Now, the world's geopolitical balance is changing rapidly. After 9/11, the United States has played an imperial role in the past 20 years, destroying many, forcing the world to isolate others. We obviously started to see other reactions to this, starting to develop alternative settlement systems and reduce dependence on the US dollar. and Russia have begun to establish its own SWIFT alternative to settle payments. They are even trading oil in non-USD currencies. Venezuela has even tried to facilitate oil trading in its own centralized “cryptocurrency” Petro. The world was tired of the excessive intervention of the United States and began to take action to create platforms and systems that were not under the control and scrutiny of the United States.

This trend will undoubtedly continue and inevitably begin to affect Bitcoin itself. Bitcoin <> Fiat Currency <> There is no reason why arbitrage dynamics between goods and services must start from the retail market. In fact, I think it's likely not. Over the next decade, I am very confident that an alliance with the United States will begin trading and closing oil in bitcoin. If Bitcoin’s market cap, liquidity and price continue to grow at a historical rate, this is inevitable. Protocols and networks can handle it, products and services that hedge the risk of volatility are increasing every year, and overall liquidity will provide more utility than single non-dollar fiat currencies and interesting “crypto” currencies.

Events like this will bring large-scale capital inflows and price fluctuations that you can't imagine, and I think the possibility of this situation not happening in the next decade is extremely low. Fasten your seat belt.

Conclusion

The next decade will bring great changes and developments, and it will surprise you. I really don't think many people in this ecosystem really understand this. Obviously, the people who create things, the CEO of the company, the participants who actually participate in these transformations and changes are all aware of it. It is also safe to say that the smart and balanced observers also know it. But most people who hold bitcoin or take part in or watch this field at will…I don’t think they know anything.

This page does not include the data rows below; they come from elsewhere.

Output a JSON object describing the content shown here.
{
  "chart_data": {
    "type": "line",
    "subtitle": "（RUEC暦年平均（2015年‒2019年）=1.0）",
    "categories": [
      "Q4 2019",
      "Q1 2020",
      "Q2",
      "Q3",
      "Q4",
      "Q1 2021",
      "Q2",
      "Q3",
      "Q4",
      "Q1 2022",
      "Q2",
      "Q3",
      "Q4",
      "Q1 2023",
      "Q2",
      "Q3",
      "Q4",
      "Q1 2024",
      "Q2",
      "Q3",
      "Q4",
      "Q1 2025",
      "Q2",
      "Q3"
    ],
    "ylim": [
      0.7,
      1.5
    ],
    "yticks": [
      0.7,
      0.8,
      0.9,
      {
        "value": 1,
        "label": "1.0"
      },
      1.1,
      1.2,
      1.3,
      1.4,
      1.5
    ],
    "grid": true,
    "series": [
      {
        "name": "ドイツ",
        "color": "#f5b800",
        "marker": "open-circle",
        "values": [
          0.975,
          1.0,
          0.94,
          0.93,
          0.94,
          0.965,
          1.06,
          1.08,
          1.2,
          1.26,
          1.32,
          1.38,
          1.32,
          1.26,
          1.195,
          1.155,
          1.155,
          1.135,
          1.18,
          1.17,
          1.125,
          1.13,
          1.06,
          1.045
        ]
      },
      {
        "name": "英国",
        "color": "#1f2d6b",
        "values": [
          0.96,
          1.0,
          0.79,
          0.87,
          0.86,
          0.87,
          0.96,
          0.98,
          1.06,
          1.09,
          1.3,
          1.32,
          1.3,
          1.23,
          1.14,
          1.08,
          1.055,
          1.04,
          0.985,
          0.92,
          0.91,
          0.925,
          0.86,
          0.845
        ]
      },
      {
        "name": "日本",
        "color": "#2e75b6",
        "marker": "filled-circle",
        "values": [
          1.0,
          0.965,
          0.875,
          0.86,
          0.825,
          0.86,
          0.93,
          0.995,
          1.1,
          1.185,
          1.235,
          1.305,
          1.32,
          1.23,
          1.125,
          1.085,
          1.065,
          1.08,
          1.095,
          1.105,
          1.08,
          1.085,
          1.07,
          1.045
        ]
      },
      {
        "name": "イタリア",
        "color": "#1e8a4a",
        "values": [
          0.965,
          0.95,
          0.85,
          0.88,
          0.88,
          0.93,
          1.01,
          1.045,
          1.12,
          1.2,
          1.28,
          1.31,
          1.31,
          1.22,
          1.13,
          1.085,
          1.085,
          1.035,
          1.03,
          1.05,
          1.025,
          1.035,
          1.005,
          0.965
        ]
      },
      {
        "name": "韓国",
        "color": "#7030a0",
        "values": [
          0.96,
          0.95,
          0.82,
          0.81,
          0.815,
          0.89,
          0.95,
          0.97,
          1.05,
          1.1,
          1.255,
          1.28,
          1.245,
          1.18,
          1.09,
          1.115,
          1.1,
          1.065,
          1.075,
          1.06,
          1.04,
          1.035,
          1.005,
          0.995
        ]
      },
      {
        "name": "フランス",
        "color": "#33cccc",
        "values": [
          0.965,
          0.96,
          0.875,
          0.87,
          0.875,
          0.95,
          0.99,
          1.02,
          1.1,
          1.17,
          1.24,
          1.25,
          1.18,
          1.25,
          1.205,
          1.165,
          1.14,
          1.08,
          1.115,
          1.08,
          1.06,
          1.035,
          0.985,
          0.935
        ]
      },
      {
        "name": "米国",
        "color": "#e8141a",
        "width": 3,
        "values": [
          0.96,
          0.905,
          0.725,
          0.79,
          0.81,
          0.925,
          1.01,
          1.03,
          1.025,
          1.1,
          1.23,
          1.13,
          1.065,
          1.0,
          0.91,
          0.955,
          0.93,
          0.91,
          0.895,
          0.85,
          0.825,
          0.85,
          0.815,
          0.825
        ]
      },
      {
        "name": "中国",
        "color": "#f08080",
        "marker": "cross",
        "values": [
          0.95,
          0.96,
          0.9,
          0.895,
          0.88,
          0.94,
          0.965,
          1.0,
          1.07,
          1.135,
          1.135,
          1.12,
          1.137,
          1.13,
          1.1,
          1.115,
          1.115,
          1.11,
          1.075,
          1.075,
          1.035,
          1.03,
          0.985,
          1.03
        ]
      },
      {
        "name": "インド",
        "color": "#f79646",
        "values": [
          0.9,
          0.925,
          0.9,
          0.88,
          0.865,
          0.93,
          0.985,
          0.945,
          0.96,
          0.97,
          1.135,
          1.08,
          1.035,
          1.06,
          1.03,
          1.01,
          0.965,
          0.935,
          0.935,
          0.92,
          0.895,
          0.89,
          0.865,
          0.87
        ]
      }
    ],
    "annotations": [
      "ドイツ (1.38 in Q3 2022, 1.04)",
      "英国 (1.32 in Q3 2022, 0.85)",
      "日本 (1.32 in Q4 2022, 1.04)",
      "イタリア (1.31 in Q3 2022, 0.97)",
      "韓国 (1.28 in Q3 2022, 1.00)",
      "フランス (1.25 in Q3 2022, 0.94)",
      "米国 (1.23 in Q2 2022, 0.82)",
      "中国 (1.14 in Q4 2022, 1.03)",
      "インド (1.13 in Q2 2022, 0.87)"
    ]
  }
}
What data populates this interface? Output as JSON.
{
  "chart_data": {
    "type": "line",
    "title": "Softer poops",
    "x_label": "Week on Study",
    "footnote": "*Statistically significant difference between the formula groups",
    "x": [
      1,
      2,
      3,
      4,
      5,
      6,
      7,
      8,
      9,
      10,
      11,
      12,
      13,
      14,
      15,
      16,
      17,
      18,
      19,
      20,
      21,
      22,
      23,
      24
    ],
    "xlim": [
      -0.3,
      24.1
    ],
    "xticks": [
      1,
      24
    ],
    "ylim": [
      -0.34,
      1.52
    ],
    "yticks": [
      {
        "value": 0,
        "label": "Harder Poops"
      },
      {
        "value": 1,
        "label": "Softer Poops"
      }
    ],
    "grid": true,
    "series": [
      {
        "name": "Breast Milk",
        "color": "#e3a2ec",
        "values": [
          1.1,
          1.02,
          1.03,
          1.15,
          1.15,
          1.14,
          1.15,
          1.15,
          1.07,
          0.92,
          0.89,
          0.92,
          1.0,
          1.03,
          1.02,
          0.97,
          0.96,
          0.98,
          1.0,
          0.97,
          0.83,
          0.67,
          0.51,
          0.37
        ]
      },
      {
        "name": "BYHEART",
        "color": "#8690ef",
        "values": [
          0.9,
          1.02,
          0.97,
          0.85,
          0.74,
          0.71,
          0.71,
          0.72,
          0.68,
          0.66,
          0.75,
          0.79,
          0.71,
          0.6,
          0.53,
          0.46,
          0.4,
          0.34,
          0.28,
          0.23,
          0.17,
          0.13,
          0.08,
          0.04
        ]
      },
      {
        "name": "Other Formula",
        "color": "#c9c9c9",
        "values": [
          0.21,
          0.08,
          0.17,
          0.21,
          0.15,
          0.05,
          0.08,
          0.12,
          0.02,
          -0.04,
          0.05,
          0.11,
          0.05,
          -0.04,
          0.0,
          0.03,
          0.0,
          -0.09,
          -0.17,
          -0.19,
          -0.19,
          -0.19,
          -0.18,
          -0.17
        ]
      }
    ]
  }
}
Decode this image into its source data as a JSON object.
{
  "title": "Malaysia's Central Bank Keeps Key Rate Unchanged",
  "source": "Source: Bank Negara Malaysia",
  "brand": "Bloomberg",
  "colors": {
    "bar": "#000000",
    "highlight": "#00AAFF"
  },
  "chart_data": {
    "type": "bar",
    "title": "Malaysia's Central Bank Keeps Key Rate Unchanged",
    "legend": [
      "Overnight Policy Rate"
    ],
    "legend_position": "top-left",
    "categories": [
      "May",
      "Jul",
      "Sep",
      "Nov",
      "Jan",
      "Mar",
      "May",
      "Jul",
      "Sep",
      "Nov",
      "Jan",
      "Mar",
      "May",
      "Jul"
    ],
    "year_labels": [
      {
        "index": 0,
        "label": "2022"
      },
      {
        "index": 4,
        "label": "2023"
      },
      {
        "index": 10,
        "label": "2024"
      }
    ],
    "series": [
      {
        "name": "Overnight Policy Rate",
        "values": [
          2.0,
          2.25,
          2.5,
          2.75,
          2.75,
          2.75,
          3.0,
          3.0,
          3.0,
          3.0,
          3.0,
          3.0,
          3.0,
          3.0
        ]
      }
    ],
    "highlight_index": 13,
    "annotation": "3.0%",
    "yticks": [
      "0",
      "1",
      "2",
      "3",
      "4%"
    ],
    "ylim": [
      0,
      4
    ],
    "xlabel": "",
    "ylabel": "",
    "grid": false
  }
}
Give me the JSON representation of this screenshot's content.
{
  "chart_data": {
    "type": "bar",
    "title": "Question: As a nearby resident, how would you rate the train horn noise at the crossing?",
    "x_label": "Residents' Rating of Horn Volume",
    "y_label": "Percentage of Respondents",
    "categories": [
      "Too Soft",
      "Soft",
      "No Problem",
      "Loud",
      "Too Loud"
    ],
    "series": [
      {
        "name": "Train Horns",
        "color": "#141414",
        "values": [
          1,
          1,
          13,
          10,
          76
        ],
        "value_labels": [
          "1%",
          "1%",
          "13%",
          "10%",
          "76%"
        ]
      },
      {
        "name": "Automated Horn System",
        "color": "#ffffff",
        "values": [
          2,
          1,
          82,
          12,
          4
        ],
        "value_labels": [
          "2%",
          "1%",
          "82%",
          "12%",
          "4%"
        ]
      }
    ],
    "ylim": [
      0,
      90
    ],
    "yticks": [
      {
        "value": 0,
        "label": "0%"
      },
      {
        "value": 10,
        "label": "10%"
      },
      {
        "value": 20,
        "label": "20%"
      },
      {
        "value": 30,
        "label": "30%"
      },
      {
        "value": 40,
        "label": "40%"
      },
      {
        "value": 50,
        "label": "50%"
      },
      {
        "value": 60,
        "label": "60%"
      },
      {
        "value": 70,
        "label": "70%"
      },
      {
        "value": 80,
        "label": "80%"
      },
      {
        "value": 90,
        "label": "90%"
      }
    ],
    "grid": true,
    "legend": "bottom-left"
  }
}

The past decade has been a transition from crypto-punk daydreaming to playing in the minor leaguesChange. The next decade will be a transition to the major leagues. Have we all screwed up? Did we hit a home run? If we hit a home run, will anyone get hit?

Who knows. I think people who are good at observing can see the inevitable results of the megatrend, see the megatrends themselves and predict the different directions they may go.

The situation is very serious now, and it requires serious action and thinking.